Glucocorticoid-like effects of antihepatocarcinogen Rotenone are mediated via enhanced serum corticosterone levels: Molecular Fitting and Receptor Activation Studies

Jihan Youssef1, Cem Elbi2, Barbour Warren3, David Yourtee1, Raghavendra Nagarur1, Agostino Molteni1, Michael L Cunningham4, Mostafa Badr1
1 University of Missouri-Kansas City, Kansas City, MO 64108
2 Laboratory of Receptor Biology and Gene Expression, National Cancer Institute, Bethesda, MD 20892
3 Cornell University, Ithaca, NY 14853
4 Laboratory of Pharmacology and Chemistry, National Institute of Environmental Health Sciences, Research Triangle Park, NC 27709

DOI: 10.1186/1477-3163-2-2

Abstract    

Background: Recent studies suggest that rotenone alters cell signal transduction pathways in a manner similar to glucocorticoids.

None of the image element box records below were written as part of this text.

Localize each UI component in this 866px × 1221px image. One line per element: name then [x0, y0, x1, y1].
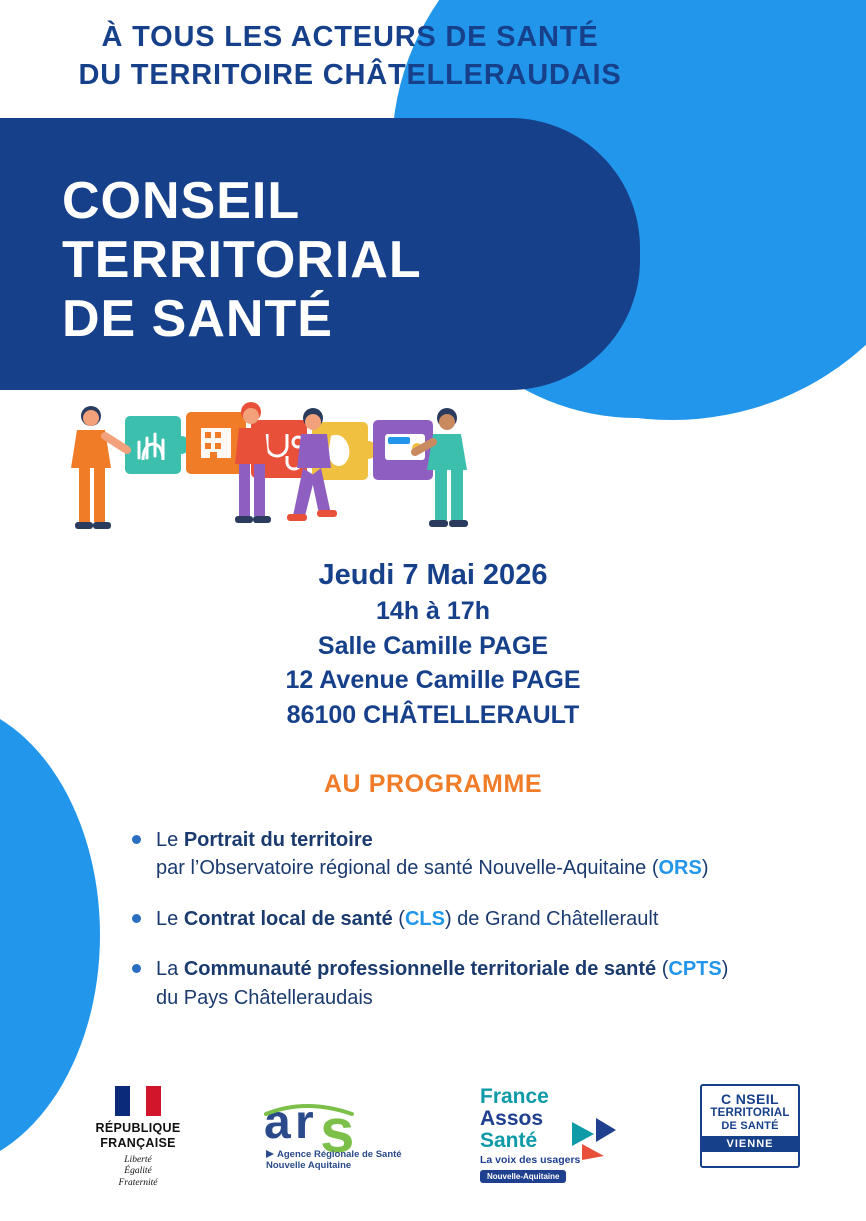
svg-text:Nouvelle Aquitaine: Nouvelle Aquitaine — [266, 1160, 352, 1171]
audience-heading — [0, 18, 700, 95]
bullet-icon — [132, 964, 141, 973]
puzzle-people-illustration — [55, 398, 485, 550]
republique-name — [78, 1121, 198, 1151]
programme-title: AU PROGRAMME — [323, 770, 543, 798]
event-venue: Salle Camille PAGE — [317, 631, 549, 660]
programme-item-1-bold: Portrait du territoire — [183, 829, 373, 851]
programme-list — [128, 826, 828, 1034]
motto-line3: Fraternité — [118, 1178, 158, 1189]
programme-item-3-acronym: CPTS — [668, 958, 722, 981]
audience-heading-line1: À TOUS LES ACTEURS DE SANTÉ — [101, 21, 599, 53]
person-orange — [71, 406, 127, 529]
svg-text:Agence Régionale de Santé: Agence Régionale de Santé — [277, 1149, 402, 1160]
republique-line2: FRANÇAISE — [100, 1135, 176, 1150]
programme-item-2-mid: ( — [392, 907, 405, 930]
event-details — [0, 556, 866, 732]
logo-row — [0, 1078, 866, 1188]
programme-item-1-acronym: ORS — [658, 857, 702, 880]
cts-line1: C NSEIL — [720, 1091, 780, 1107]
logo-ars — [262, 1092, 422, 1172]
page-title-line1: CONSEIL — [62, 172, 301, 230]
fas-tagline: La voix des usagers — [480, 1154, 581, 1167]
cts-line2: TERRITORIAL — [710, 1107, 790, 1119]
fas-line2: Assos — [480, 1106, 544, 1130]
svg-text:a: a — [264, 1096, 291, 1149]
event-address: 12 Avenue Camille PAGE — [285, 666, 581, 695]
svg-text:r: r — [295, 1096, 314, 1149]
svg-text:s: s — [320, 1097, 355, 1166]
programme-item-3-line2: du Pays Châtelleraudais — [156, 986, 373, 1009]
programme-item-3-bold: Communauté professionnelle territoriale de santé — [183, 958, 657, 981]
cts-band: VIENNE — [702, 1136, 798, 1152]
audience-heading-line2: DU TERRITOIRE CHÂTELLERAUDAIS — [78, 59, 622, 92]
motto-line2: Égalité — [124, 1166, 152, 1177]
programme-item-3-prefix: La — [156, 958, 184, 981]
fas-line1: France — [480, 1085, 549, 1108]
programme-item-3-line1 — [156, 955, 828, 983]
republique-motto — [78, 1155, 198, 1191]
bullet-icon — [132, 914, 141, 923]
programme-item-3-mid: ( — [656, 958, 669, 981]
fas-region-badge: Nouvelle-Aquitaine — [480, 1170, 566, 1183]
programme-item-1-line1 — [156, 826, 828, 854]
list-item — [128, 905, 828, 933]
programme-item-1-line2-suffix: ) — [701, 857, 709, 880]
programme-item-3-suffix: ) — [721, 958, 729, 981]
page-title — [62, 172, 422, 348]
logo-france-assos-sante — [480, 1086, 620, 1184]
list-item — [128, 826, 828, 883]
programme-item-2-bold: Contrat local de santé — [183, 907, 393, 930]
fas-line3: Santé — [480, 1128, 538, 1152]
logo-cts-vienne — [700, 1084, 800, 1168]
french-flag-icon — [115, 1086, 161, 1116]
list-item — [128, 955, 828, 1012]
programme-item-1-line2 — [156, 854, 828, 882]
cts-line3: DE SANTÉ — [721, 1119, 779, 1132]
programme-item-1-prefix: Le — [156, 829, 184, 851]
programme-item-2-suffix: ) de Grand Châtellerault — [444, 907, 659, 930]
event-time: 14h à 17h — [376, 597, 490, 626]
logo-republique-francaise — [78, 1086, 198, 1190]
programme-item-2-prefix: Le — [156, 907, 184, 930]
event-date: Jeudi 7 Mai 2026 — [318, 559, 548, 591]
programme-item-2-acronym: CLS — [404, 907, 445, 930]
motto-line1: Liberté — [124, 1154, 152, 1165]
page-title-line3: DE SANTÉ — [62, 289, 333, 348]
page-title-line2: TERRITORIAL — [62, 230, 422, 289]
fas-mark-icon — [572, 1116, 616, 1160]
bullet-icon — [132, 835, 141, 844]
event-city: 86100 CHÂTELLERAULT — [286, 700, 580, 729]
programme-item-1-line2-prefix: par l’Observatoire régional de santé Nouvelle-Aquitaine ( — [156, 857, 659, 880]
programme-item-2-line1 — [156, 905, 828, 933]
republique-line1: RÉPUBLIQUE — [95, 1121, 181, 1135]
puzzle-piece-teal — [125, 416, 190, 474]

Histological and biochemical markers of glucocorticoid effects in vivo , evaluated in our laboratories, provide further evidence for similarities in the activity of glucocorticoids and rotenone. The purpose of this study was to investigate the mechanism by which rotenone produces glucocorticoid-like effects.
Methods: Male B6C3F1 mice were treated for 7 days with rotenone (600 ppm in diet), the glucocorticoid antagonist RU486 (2 mg/kg/day, ip), corticosterone (2 mg/kg/day, ip), or both rotenone and RU 486. Control mice received drug-free diet and the vehicle (corn oil, ip). Following preservation in 10% neutral buffered formalin, tissues were embedded in paraffin. Sections were stained with hematoxylin, eosin, and were examined by light microscopy. Tissue sections were processed for in situ enzymatic end labeling of 3′-hydroxy-DNA strand breaks, a measure of apoptosis. Corticosterone was quantified in sera, using a solid phase radioimmunoassay kit. Cells (cell line 1470.2 derived from C127 mouse mammary adenocarcinoma cells) were transiently transfected with 5 μg of pLTRLuc and 1 μg of β-Galactosidase expression vectors using a BTX square-wave pulser at 155 V, 4 pulses (40 ms each). Cells were then treated with dexamethasone, rotenone, or a mixture of both for 6 hr, harvested and assayed for luciferase and β-Galactosidase activity. Using Root Mean Square (RMS) fit analysis (Alchemy™, Tripose, Inc., St Louis, MO), we assessed possible structural similarities between rotenone and corticosterone, dehydrocorticosterone, glucocorticoid antagonists ZK 98.299, and RU 486. RMS fit was calculated by selecting three atoms in each of the molecules, followed by calculating the distance between these atoms. An RMS value of zero between two molecules indicates identical molecular characteristics. A positive value suggests diminished similarity with a value of 1 or higher excluding any such similarities.
Results: Although the stimulatory effect exerted by rotenone on hepatocellular apoptosis was in the opposite direction of that produced by the glucocorticoid antagonist RU 486, data suggested that rotenone does not directly activate the glucocorticoid receptor. Molecular fitting of rotenone to glucocorticoid receptor agonists and antagonists as well as examination of the transcriptional activation of a glucocorticoid-responsive reporter gene (Mouse MammaryTumorVirus) in response to rotenone indicated that it is highly unlikely that rotenone interacts directly with the glucocorticoid receptor. However, feeding male B6C3F1 mice a diet containing rotenone (600 ppm for 7 days) resulted in a 3-fold increase in serum levels of corticosterone relative to control animals. Corticosterone is the major glucocorticoid in rodents.
Conclusion: Rotenone does not interact directly with the glucocorticoid receptor. Elevation of serum corticosterone levels in response to rotenone may explain the glucocorticoid-like effects of this compound, and may play a role in its anti-hepatocarcinogenic effect.